This paper addresses the lack of systematic, quantitative evaluation of large language models’ (LLMs) code understanding capabilities by proposing the first deep-understanding evaluation framework grounded in fault localization performance. Methodologically, it innovatively integrates mutation testing principles, constructing 575,000 debugging tasks via real-fault injection and semantics-preserving mutation (SPM) across Java and Python. Contributions include: (1) establishing a novel, robustness-oriented quantification paradigm that circumvents limitations of generative benchmarks; (2) revealing fundamental deficiencies in LLMs’ code understanding—namely, shallowness, positional bias (stronger comprehension of leading code segments), and semantic insensitivity; and (3) empirically demonstrating that LLMs fail to reproduce original fault localization in 81% of SPM cases, confirming their heavy reliance on lexical/syntactic rather than semantic features.
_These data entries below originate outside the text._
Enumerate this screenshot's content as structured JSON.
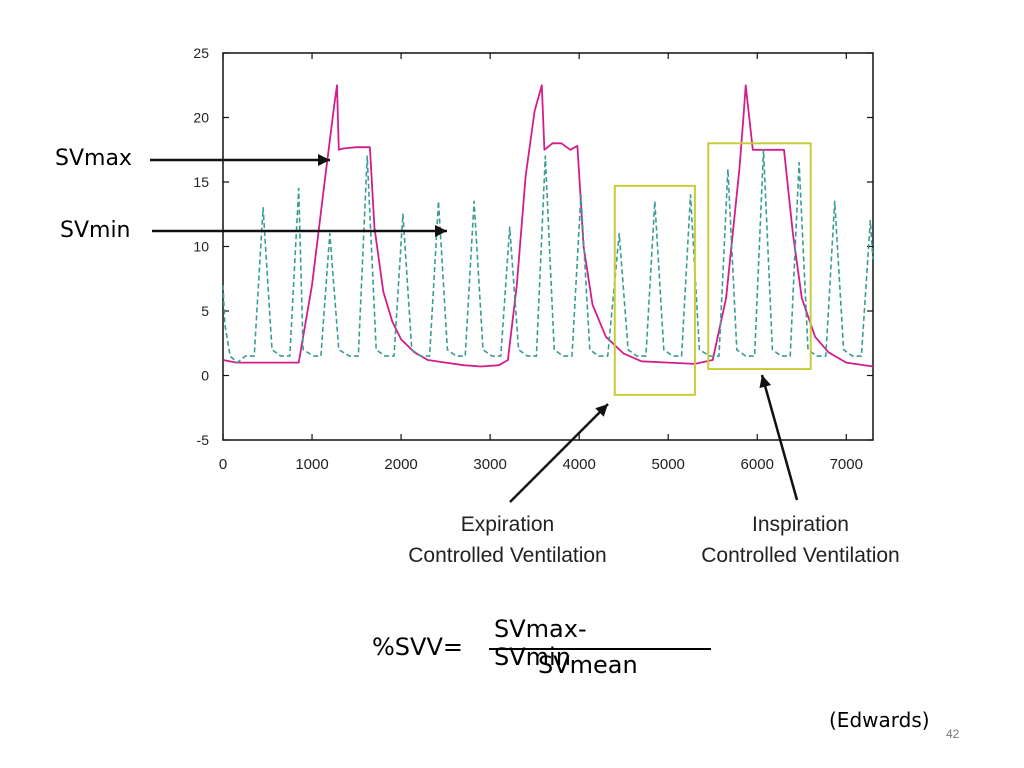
{
  "chart_data": {
    "type": "line",
    "xlim": [
      0,
      7300
    ],
    "ylim": [
      -5,
      25
    ],
    "x_ticks": [
      0,
      1000,
      2000,
      3000,
      4000,
      5000,
      6000,
      7000
    ],
    "y_ticks": [
      -5,
      0,
      5,
      10,
      15,
      20,
      25
    ],
    "grid": false,
    "series": [
      {
        "style": "solid",
        "color": "#d21e8a",
        "x": [
          0,
          150,
          300,
          500,
          700,
          850,
          1000,
          1150,
          1250,
          1280,
          1300,
          1350,
          1500,
          1650,
          1700,
          1800,
          1900,
          2000,
          2150,
          2300,
          2500,
          2700,
          2900,
          3100,
          3200,
          3300,
          3400,
          3500,
          3580,
          3610,
          3700,
          3800,
          3900,
          3980,
          4050,
          4150,
          4300,
          4500,
          4700,
          5000,
          5300,
          5500,
          5650,
          5800,
          5850,
          5870,
          5950,
          6100,
          6200,
          6300,
          6400,
          6500,
          6650,
          6800,
          7000,
          7300
        ],
        "y": [
          1.2,
          1.0,
          1.0,
          1.0,
          1.0,
          1.0,
          7.0,
          15.5,
          21.0,
          22.5,
          17.5,
          17.6,
          17.7,
          17.7,
          11.5,
          6.5,
          4.2,
          2.8,
          1.8,
          1.2,
          1.0,
          0.8,
          0.7,
          0.8,
          1.2,
          7.0,
          15.5,
          20.5,
          22.5,
          17.5,
          18.0,
          18.0,
          17.5,
          17.8,
          10.0,
          5.5,
          3.0,
          1.7,
          1.1,
          1.0,
          0.9,
          1.2,
          6.0,
          16.0,
          20.5,
          22.5,
          17.5,
          17.5,
          17.5,
          17.5,
          11.0,
          6.0,
          3.0,
          1.8,
          1.0,
          0.7
        ]
      },
      {
        "style": "dashed",
        "color": "#3a9d95",
        "x": [
          0,
          20,
          80,
          160,
          250,
          350,
          450,
          550,
          650,
          750,
          850,
          900,
          1020,
          1100,
          1200,
          1300,
          1420,
          1520,
          1620,
          1720,
          1820,
          1920,
          2020,
          2120,
          2220,
          2320,
          2420,
          2520,
          2620,
          2720,
          2820,
          2920,
          3020,
          3120,
          3220,
          3320,
          3420,
          3520,
          3620,
          3720,
          3820,
          3920,
          4020,
          4120,
          4220,
          4320,
          4450,
          4550,
          4650,
          4750,
          4850,
          4950,
          5050,
          5150,
          5250,
          5350,
          5470,
          5570,
          5670,
          5770,
          5870,
          5970,
          6070,
          6170,
          6270,
          6370,
          6470,
          6570,
          6670,
          6770,
          6870,
          6970,
          7070,
          7170,
          7270,
          7300
        ],
        "y": [
          7,
          4,
          1.5,
          1.0,
          1.5,
          1.5,
          13.0,
          2.0,
          1.5,
          1.5,
          14.5,
          2.0,
          1.5,
          1.5,
          11.0,
          2.0,
          1.5,
          1.5,
          17.0,
          2.0,
          1.5,
          1.5,
          12.5,
          2.0,
          1.5,
          1.5,
          13.5,
          2.0,
          1.5,
          1.5,
          13.5,
          2.0,
          1.5,
          1.5,
          11.5,
          2.0,
          1.5,
          1.5,
          17.0,
          2.0,
          1.5,
          1.5,
          14.0,
          2.0,
          1.5,
          1.5,
          11.0,
          2.0,
          1.5,
          1.5,
          13.5,
          2.0,
          1.5,
          1.5,
          14.0,
          2.0,
          1.5,
          1.5,
          16.0,
          2.0,
          1.5,
          1.5,
          17.5,
          2.0,
          1.5,
          1.5,
          16.5,
          2.0,
          1.5,
          1.5,
          13.5,
          2.0,
          1.5,
          1.5,
          12.0,
          9.0
        ]
      }
    ],
    "highlight_boxes": [
      {
        "name": "expiration",
        "x": [
          4400,
          5300
        ],
        "y": [
          -1.5,
          14.7
        ],
        "color": "#c9cc3a"
      },
      {
        "name": "inspiration",
        "x": [
          5450,
          6600
        ],
        "y": [
          0.5,
          18.0
        ],
        "color": "#c9cc3a"
      }
    ]
  },
  "labels": {
    "svmax": "SVmax",
    "svmin": "SVmin",
    "expiration_line1": "Expiration",
    "expiration_line2": "Controlled Ventilation",
    "inspiration_line1": "Inspiration",
    "inspiration_line2": "Controlled Ventilation"
  },
  "formula": {
    "lhs": "%SVV=",
    "numerator": "SVmax-SVmin",
    "denominator": "SVmean"
  },
  "credit": "(Edwards)",
  "page_number": "42"
}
Large Language Models (LLMs) are increasingly used in post-development tasks such as code repair and testing. A key factor in these tasks' success is the model's deep understanding of code. However, the extent to which LLMs truly understand code remains largely unevaluated. Quantifying code comprehension is challenging due to its abstract nature and the lack of a standardized metric. Previously, this was assessed through developer surveys, which are not feasible for evaluating LLMs. Existing LLM benchmarks focus primarily on code generation, fundamentally different from code comprehension. Additionally, fixed benchmarks quickly become obsolete as they become part of the training data. This paper presents the first large-scale empirical investigation into LLMs' ability to understand code. Inspired by mutation testing, we use an LLM's fault-finding ability as a proxy for its deep code understanding. This approach is based on the insight that a model capable of identifying subtle functional discrepancies must understand the code well. We inject faults in real-world programs and ask the LLM to localize them, ensuring the specifications suffice for fault localization. Next, we apply semantic-preserving code mutations (SPMs) to the faulty programs and test whether the LLMs still locate the faults, verifying their confidence in code understanding. We evaluate nine popular LLMs on 575000 debugging tasks from 670 Java and 637 Python programs. We find that LLMs lose the ability to debug the same bug in 81% of faulty programs when SPMs are applied, indicating a shallow understanding of code and reliance on features irrelevant to semantics. We also find that LLMs understand code earlier in the program better than later. This suggests that LLMs' code comprehension remains tied to lexical and syntactic features due to tokenization designed for natural languages, which overlooks code semantics.